Mektoub My Love: Canto Uno, un film d’Abdellatif Kechiche

La grâce du réel



Avec La Faute à Voltaire (2000), L’Esquive (2003), La Graine et le Mulet (2007) et bien sûr La Vie d’Adèle (2013), Abdellatif Kechiche a patiemment construit une œuvre majeure, un territoire de cinéma où se rencontrent la vérité des corps, la rugosité du monde social et la quête presque mystique de la transmission. Mektoub, My Love: Canto Uno s’inscrit dans cette lignée exigeante, mais il en représente aussi une forme d’accomplissement, tant il pousse plus loin encore l’ambition du cinéaste : capturer la vie dans son flux, dans son présent, dans sa lumière.

Comme souvent, les polémiques, les procès d’intention et les idioties médiatiques ont précédé ou suivi la sortie du film. On a parlé de complaisance, de voyeurisme, de provocation. On a oublié l’essentiel : le cinéma de Kechiche n’est jamais un scandale, mais un geste de vérité. Et Mektoub en est sans doute l’exemple le plus lumineux.

Dès les premières scènes, la posture du cinéaste est claire : il s’agit de retrouver ce qu’aucun autre ne filme plus — la durée, les silences, la maladresse, les hésitations, les joies simples d’un groupe de jeunes dans le Sud de la France des années 1990. On danse, on mange, on parle, on rit, on se frôle, on s’épie. Rien ne semble déterminer l’histoire et pourtant, tout est essentiel. Car Kechiche, fidèle à son esthétique naturaliste héritée à la fois de Pialat pour l’émotion brute et de Grémillon ou Duvivier pour le réalisme social, refuse tout artifice narratif.

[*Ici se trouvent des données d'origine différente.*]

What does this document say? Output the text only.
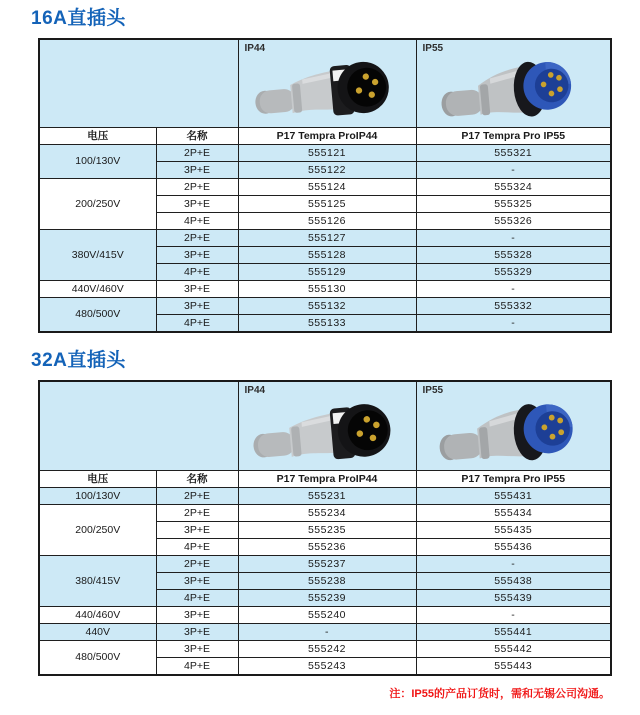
16A直插头

		IP44	IP55

电压	名称	P17 Tempra ProIP44	P17 Tempra Pro IP55
100/130V	2P+E	555121	555321
	3P+E	555122	-
200/250V	2P+E	555124	555324
	3P+E	555125	555325
	4P+E	555126	555326
380V/415V	2P+E	555127	-
	3P+E	555128	555328
	4P+E	555129	555329
440V/460V	3P+E	555130	-
480/500V	3P+E	555132	555332
	4P+E	555133	-
32A直插头

		IP44	IP55

电压	名称	P17 Tempra ProIP44	P17 Tempra Pro IP55
100/130V	2P+E	555231	555431
200/250V	2P+E	555234	555434
	3P+E	555235	555435
	4P+E	555236	555436
380/415V	2P+E	555237	-
	3P+E	555238	555438
	4P+E	555239	555439
440/460V	3P+E	555240	-
440V	3P+E	-	555441
480/500V	3P+E	555242	555442
	4P+E	555243	555443
注：IP55的产品订货时，需和无锡公司沟通。
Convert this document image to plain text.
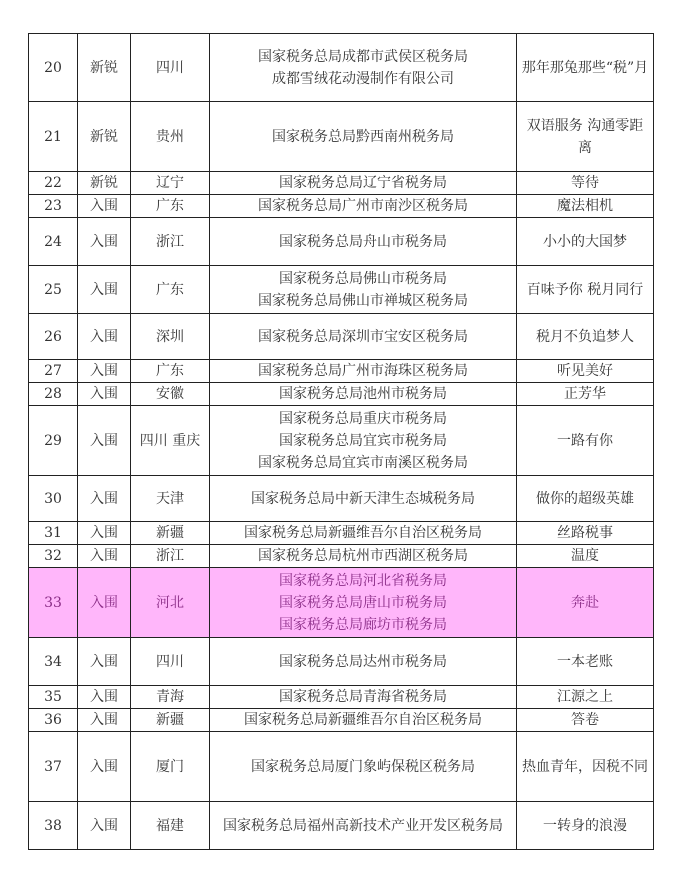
20	新锐	四川	国家税务总局成都市武侯区税务局
成都雪绒花动漫制作有限公司	那年那兔那些“税”月
21	新锐	贵州	国家税务总局黔西南州税务局	双语服务 沟通零距离
22	新锐	辽宁	国家税务总局辽宁省税务局	等待
23	入围	广东	国家税务总局广州市南沙区税务局	魔法相机
24	入围	浙江	国家税务总局舟山市税务局	小小的大国梦
25	入围	广东	国家税务总局佛山市税务局
国家税务总局佛山市禅城区税务局	百味予你 税月同行
26	入围	深圳	国家税务总局深圳市宝安区税务局	税月不负追梦人
27	入围	广东	国家税务总局广州市海珠区税务局	听见美好
28	入围	安徽	国家税务总局池州市税务局	正芳华
29	入围	四川 重庆	国家税务总局重庆市税务局
国家税务总局宜宾市税务局
国家税务总局宜宾市南溪区税务局	一路有你
30	入围	天津	国家税务总局中新天津生态城税务局	做你的超级英雄
31	入围	新疆	国家税务总局新疆维吾尔自治区税务局	丝路税事
32	入围	浙江	国家税务总局杭州市西湖区税务局	温度
33	入围	河北	国家税务总局河北省税务局
国家税务总局唐山市税务局
国家税务总局廊坊市税务局	奔赴
34	入围	四川	国家税务总局达州市税务局	一本老账
35	入围	青海	国家税务总局青海省税务局	江源之上
36	入围	新疆	国家税务总局新疆维吾尔自治区税务局	答卷
37	入围	厦门	国家税务总局厦门象屿保税区税务局	热血青年，因税不同
38	入围	福建	国家税务总局福州高新技术产业开发区税务局	一转身的浪漫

Amin, le héros discret, incarne cette vision. Tandis que son cousin Tony multiplie les conquêtes et que la belle Ophélie vit déchirée entre l’engagement et le désir, Amin observe. Il regarde la vie à travers l’objectif d’une caméra comme s’il cherchait à en comprendre la musique secrète. Sa réserve n’est pas une faiblesse : c’est une forme de pudeur, une quête, une promesse. C’est par lui que le film respire.

La magnificence de Mektoub, My Love tient précisément à ce geste : faire d’un simple retour d’été un événement romanesque. Capable de transformer un dîner familial en drame miniature, un pas de danse en aveu silencieux, une sieste sur une plage en moment de révélation, Kechiche donne une densité inouïe au quotidien. Le soleil brûle les peaux, les regards pèsent lourd, les corps sont des territoires de lutte ou d’abandon. On est au plus près du réel, mais un réel transfiguré par la grâce.

Comme dans La Vie d’Adèle, le cinéma de Kechiche interroge ici la question du désir et celle de la transmission. Le désir apparaît dans toute sa violence douce, sa vulnérabilité, sa confusion. La transmission, plus souterraine que dans ses précédents films, se loge dans cette relation mystérieuse entre Amin et le monde : dans sa façon de regarder les autres sans les juger, de les aimer sans les posséder, de comprendre que toute existence est fragile et que rien n’est jamais donné.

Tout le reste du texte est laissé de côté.